Empat kasus yang dimaksud yakni:

1. Tersangka Abdul Fakri alias Abah bin Sakmal dari Kejaksaan Negeri Bengkulu yang disangkakan melanggar Pasal 351 Ayat (1) KUHP tentang Penganiayaan.

2. Tersangka Haris Wiangga bin Ciwang dari Kejaksaan Negeri Indramayu yang disangkakan melanggar Pasal 362 KUHP tentang Pencurian.

3. Tersangka Andri Ramdani bin (alm) Enan Saputra dari Kejaksaan Negeri Indramayu yang disangkakan melanggar Pasal 362 KUHP tentang Pencurian.

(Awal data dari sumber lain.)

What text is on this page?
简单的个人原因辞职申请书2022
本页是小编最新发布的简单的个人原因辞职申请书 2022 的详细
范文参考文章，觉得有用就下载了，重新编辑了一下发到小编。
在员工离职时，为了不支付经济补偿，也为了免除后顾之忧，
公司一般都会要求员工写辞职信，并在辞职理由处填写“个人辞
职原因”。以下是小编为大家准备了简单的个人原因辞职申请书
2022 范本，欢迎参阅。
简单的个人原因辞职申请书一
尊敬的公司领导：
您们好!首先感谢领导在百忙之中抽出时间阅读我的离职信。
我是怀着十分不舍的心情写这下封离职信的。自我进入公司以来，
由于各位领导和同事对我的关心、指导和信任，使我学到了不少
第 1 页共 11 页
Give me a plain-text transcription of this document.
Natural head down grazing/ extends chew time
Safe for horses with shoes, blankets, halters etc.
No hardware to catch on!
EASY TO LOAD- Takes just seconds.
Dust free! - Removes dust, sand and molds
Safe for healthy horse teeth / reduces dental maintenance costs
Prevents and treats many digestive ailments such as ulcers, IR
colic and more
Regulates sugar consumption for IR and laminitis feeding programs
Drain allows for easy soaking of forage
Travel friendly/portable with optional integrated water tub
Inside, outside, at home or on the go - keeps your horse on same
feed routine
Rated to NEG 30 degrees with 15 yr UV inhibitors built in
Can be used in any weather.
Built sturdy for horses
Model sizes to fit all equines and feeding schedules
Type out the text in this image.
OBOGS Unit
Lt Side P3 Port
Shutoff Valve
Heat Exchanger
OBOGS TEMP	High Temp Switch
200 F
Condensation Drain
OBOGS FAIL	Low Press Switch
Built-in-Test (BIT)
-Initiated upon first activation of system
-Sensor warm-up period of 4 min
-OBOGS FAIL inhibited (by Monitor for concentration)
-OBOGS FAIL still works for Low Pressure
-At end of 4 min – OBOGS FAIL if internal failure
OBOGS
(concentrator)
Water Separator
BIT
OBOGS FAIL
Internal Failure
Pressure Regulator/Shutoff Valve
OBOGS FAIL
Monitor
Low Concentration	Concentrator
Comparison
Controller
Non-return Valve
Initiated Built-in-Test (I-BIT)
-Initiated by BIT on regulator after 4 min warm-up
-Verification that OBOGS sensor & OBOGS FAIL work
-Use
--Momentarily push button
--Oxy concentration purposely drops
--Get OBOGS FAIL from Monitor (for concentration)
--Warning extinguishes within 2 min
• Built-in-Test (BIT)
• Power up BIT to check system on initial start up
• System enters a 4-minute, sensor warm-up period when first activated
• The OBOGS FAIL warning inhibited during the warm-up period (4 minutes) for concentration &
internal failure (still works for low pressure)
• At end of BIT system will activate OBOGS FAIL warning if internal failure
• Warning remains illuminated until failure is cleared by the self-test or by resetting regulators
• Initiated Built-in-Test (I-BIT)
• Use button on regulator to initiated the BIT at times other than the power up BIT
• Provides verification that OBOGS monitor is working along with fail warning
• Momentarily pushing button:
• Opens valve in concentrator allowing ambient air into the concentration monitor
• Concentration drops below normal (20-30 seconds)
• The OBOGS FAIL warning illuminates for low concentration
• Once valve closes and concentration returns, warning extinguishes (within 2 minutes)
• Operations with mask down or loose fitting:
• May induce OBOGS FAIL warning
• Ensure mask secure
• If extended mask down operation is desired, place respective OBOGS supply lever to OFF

4. Tersangka Yanuarius Yogi dari Kejaksaan Negeri Nabire yang disangkakan melanggar Pasal 362 KUHP juncto Pasal 53 Ayat (1) KUHP tentang Pencurian.

Alasan penghentian penuntutan berdasarkan keadilan restoratif ini, ucap Ketut, seperti proses perdamaian karena tersangka telah meminta maaf dan korban memberikan maaf; tersangka belum pernah dihukum dan baru pertama kali berbuat pidana; tersangka berjanji tak mengulangi perbuatan; ancaman pidana denda atau pidana penjara tidak lebih dari 5 tahun.

“Proses perdamaian dilakukan secara sukarela, dengan musyawarah untuk mufakat, tanpa tekanan, paksaan dan intimidasi; tersangka dan korban setuju untuk tidak melanjutkan permasalahan ke persidangan karena tidak akan membawa manfaat yang lebih besar,” ujar Ketut.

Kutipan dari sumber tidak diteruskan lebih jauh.